「共同参画」2008年 4・5月号

「共同参画」2008年 4・5月号

取組事例ファイル/その2 自治体編

石川県

石川県におけるワーク・ライフ・バランスの取組について

本県では、働く女性が多く、早くから保育サービスの充実に取り組み、保育所の普及率も全国第1位であるなど、「少子化対策先進県」との評価も得てきたところでありますが、依然として少子化が進行しています。

このため、今後の少子化対策を県民挙げて強力に推進していくための拠り所として、平成19年3月に制定した「いしかわ子ども総合条例」に基づき、総合的で幅広い施策を推進しているところです。

これまで子育て支援については、行政や保育所が中心となって担ってきましたが、今日、ワーク・ライフ・バランスや企業の社会貢献の議論が盛んになってきており、特に企業による子育て支援が今後のキーポイントになるものと考えています。

こうした考えのもと、企業が子育て支援に取り組む契機となるよう、全国初の取組として、民間企業の協力を得て多子世帯を支援する「プレミアム・パスポート事業」をスタートさせ、多くの自治体から注目もされたところです。

さらに本県では中小企業が多いことから、ワーク・ライフ・バランスの拠り所となる一般事業主行動計画について、いしかわ子ども総合条例で、全国に先駆け、従業員100人以上300人以下の企業に策定を義務づけるとともに、これらの中小企業に対し、説明会の開催やアドバイザーとして社会保険労務士を派遣するなどの支援を行い、まずは、量の確保に重点を置いた取組を進めてきました。また、行動計画を公表することは、企業間のワーク・ライフ・バランスの取組の競い合いにつながると同時に、個々の企業においても、「有言実行」の意識が醸成されることが期待され、ワーク・ライフ・バランスの推進に非常に有効な一手であることから、本県では、平成17年度から、行動計画の概要を公表する企業を「ワーク・ライフ・バランス企業」として県のホームページでPRすると同時に、特に積極的な取組や成果がある企業を知事表彰し、さらには、いしかわ子ども総合条例で、全国で初めて、行動計画の概要の公表についても努力義務としているところです。

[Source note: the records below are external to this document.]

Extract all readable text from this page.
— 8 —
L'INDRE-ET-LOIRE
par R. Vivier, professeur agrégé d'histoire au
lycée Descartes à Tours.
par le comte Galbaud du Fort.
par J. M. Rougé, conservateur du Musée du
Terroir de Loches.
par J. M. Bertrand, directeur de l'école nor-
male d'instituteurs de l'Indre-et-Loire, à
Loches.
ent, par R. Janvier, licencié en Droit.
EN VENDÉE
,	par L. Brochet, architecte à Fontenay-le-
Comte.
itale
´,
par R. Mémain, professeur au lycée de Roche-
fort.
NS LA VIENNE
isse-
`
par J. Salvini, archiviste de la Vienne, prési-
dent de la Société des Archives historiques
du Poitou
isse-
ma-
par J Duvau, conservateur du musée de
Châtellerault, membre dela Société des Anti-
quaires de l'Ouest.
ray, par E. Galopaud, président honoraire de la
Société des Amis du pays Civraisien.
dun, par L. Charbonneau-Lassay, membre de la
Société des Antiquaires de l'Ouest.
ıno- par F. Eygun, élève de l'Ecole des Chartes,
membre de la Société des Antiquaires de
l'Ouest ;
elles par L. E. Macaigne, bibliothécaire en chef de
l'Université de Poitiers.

こうした取組により、本県の行動計画の策定率は全国一位となっているほか、こうした取組が高く評価され、平成19年11月に、財団法人社会経済生産性本部の「ワーク・ライフ・バランス大賞」の優秀賞を全国の自治体としては唯一、受賞したところです。

さらに今後は、次のステップとして、行動計画の内容の質の向上を図るため、モデル企業に対するコンサルティングを行い、具体的な成功事例を広く紹介したり、専門的なコンサルタントの養成や派遣を実施することとしています。また、計画を公表することの更なるメリットを企業に提供するため、ワーク・ライフ・バランス企業を紹介した学生向け情報誌の作成・配布なども行うこととしています。

今後も、企業同士がよい意味で子育て支援を競い合い、企業にとっても経営上のプラス効果をもたらし、社会的にも評価されるような環境の整備に努めてまいりたいと考えています。

石川県概要/石川県は日本海側のほぼ中央に位置し、南北に約200kmと細長く、三方を海に囲まれ、能登空港の開港で発展が期待される能登地域、広範な原生林を有する白山山系や小松空港のある加賀地域、加賀百万石の歴史と伝統文化の香りが今も漂う県都金沢から構成されています。温泉などの豊富な観光余暇資源、歴史と伝統に育まれた質の高い文化の集積、高等教育機関の高い集積、勤勉・誠実な県民性に裏打ちされた質の高い人材など、数々の優れた資源的特性を有しています。